I was having a conversation recently with a business executive about why good management and leadership matters in business. It sounds self explanatory, and no one disputes it in a general sense, but when you look at the specific impact of a great leader or manager on a team, it starts to become clear how much it impacts the bottom line.
Teams can usually be broken into three distinct groups. Of course there are variations and degrees in each of these but typically we can separate people based on their perspectives, their actions, and their ability to learn and adapt. Looking at it through that lens, most teams can be divided into people that will be successful under any leadership, people who probably won’t make it no matter how good their manager or leader is, and those who can succeed with the support of a strong leader. Let’s take a look at each one of these kinds of people as we look at the impact of leadership.

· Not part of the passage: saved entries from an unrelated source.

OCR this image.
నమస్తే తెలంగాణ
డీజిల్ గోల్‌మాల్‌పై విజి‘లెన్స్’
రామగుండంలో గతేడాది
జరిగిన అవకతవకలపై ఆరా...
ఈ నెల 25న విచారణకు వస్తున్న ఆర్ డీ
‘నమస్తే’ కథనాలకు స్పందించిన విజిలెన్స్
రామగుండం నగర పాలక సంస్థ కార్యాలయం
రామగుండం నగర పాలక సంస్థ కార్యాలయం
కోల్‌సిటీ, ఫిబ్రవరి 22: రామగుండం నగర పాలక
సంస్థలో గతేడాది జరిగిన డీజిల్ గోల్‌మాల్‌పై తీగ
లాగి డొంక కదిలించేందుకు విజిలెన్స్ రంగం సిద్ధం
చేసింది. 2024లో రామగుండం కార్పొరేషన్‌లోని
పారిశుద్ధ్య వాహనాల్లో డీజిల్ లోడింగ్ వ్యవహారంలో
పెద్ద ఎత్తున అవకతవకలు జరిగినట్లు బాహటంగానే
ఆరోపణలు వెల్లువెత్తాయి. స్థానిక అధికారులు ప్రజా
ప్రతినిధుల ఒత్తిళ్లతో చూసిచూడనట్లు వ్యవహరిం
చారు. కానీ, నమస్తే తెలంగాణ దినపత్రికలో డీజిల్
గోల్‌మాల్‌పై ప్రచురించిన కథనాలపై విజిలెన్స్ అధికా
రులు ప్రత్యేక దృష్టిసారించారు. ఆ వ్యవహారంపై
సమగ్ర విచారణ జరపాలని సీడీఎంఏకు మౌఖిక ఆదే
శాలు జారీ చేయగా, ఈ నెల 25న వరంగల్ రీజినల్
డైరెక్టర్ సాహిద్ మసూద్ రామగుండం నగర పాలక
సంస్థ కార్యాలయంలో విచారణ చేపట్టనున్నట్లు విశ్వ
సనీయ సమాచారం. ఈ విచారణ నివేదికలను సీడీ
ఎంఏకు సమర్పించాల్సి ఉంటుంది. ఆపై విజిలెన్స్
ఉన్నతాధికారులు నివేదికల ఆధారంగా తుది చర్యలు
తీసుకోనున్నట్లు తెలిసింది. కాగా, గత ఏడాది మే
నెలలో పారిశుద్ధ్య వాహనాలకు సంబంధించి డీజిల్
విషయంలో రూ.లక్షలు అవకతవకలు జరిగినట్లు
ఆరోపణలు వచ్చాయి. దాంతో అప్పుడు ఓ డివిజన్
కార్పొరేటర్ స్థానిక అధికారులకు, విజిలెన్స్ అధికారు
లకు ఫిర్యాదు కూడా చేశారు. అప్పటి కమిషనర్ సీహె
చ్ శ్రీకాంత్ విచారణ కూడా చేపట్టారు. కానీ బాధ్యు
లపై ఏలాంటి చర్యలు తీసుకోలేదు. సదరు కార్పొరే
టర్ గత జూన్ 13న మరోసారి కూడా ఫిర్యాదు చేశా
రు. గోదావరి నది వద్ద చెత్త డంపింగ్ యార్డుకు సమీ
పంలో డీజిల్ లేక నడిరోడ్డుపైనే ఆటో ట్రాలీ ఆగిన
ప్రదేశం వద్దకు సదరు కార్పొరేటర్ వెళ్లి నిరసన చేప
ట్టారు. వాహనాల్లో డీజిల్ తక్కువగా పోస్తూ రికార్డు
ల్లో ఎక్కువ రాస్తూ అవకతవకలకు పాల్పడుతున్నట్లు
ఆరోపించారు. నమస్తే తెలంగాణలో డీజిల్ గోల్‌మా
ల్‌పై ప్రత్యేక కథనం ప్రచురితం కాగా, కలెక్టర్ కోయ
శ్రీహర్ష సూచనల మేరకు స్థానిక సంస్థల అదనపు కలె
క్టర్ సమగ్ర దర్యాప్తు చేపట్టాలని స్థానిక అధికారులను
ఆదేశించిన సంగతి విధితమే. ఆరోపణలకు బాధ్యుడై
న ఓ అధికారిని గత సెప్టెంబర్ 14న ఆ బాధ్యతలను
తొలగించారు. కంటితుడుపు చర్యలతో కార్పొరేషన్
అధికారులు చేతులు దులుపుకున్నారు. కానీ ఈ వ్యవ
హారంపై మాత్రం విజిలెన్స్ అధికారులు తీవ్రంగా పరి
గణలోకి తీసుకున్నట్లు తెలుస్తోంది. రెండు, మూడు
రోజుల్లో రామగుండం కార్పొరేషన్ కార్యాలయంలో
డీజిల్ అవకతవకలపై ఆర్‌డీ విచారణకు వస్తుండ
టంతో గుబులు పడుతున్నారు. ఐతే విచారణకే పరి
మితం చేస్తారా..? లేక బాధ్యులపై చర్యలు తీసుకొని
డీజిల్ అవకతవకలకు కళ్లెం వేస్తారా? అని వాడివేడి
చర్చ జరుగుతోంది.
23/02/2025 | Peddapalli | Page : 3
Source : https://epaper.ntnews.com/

Those who will succeed under any manager or leader
These people show up with a mindset that will typically cause them to be successful because of who they have chosen to become, how they look at the world, the degree of accountability that they take and the way they translate these perspectives into actions. They wake up in the morning thinking about how they get to the next level, build stronger relationships with customers and people they can learn from and continually improve what they do and how they do it. If you put these people under a mediocre manager one of two things will happen. They will either be successful in spite of their boss and simply manage their manager like any roadblock, or they will choose to leave and find an organization where they have the kind of support and development they need to reach more of their potential. That’s one of the realities around how great leadership translates into business results. At least some of your best performers will go work for someone else, often the competitor. Some though, will manage to achieve more not because of their leader, but in spite of them.
Those who will not succeed under any manager or leader
This group is actually relatively small, as is the first one is, but there are certainly people out there who, because of a victim mindset or a complete lack of belief in their abilities to be successful, or in some cases derailing behaviors that sabotage their chances at success, will rarely achieve a high level of performance. I personally believe that change is possible for anyone and recent neuroscience research backs up the fact that with the right process in place we can change the way we think, any time we want to. The reality is though, that it’s tough, it takes a lot of time and only under the best of coaches can this group of people make sustainable progress. In many ways they either don’t want to or don’t believe they can. This is a tough challenge for any leader and most of these people end up getting fired or are left to hang around for way too long in the organization. Great managers and leaders help these people make a choice to either get better or find another place to work. Usually, it’s the latter. Make no mistake though, while many poor managers might label several people on their team in this category, very few people are actually in this group.
Those who could be better, but need help from their leader or manager to get there.
This is the vast majority of the people in the workforce and this means that the amount of improved performance that happens with this group translates into either business success or business stagnation, or even failure. This is where great leaders and managers can move the needle consistently. These people show up wanting to learn and improve and they are excited about the possibility of being successful in their job. They will likely achieve some level of success no matter how good their boss is but what they won’t do is reach their full potential, or even get close to it, without an effective coach; someone who is focused on helping them improve their capability, their mindset, and their habits and patterns of behavior. Without good leaders and managers in your business, this group becomes the people whose performance is in the middle of the pack, and could have been far better. These people typically stay with the organization for quite a while. They aren’t performing poorly enough to get fired and they often don’t perform well enough to get promoted. The problem was that they needed support, guidance, effective coaching, the right challenges, and someone to believe in their ability to accomplish more. If we don’t have those kinds of leaders throughout our business, then we didn’t give them any of that and we are left simply trying to push them harder, give them more instructions and hope they somehow get better.
Very few people become high performers without help. Very few people can’t improve with the right kind of help. Yet if we have not done everything we can in our business to develop the kind of leaders who can cause the rest of our people to achieve more than they could alone, we have given away the one thing that could change the game for us. We’ve also decided that we’re okay being less than we could be. There’s very few businesses that would consciously make that choice, and countless businesses who failed to make a better one by not doing everything they can to develop more effective leaders.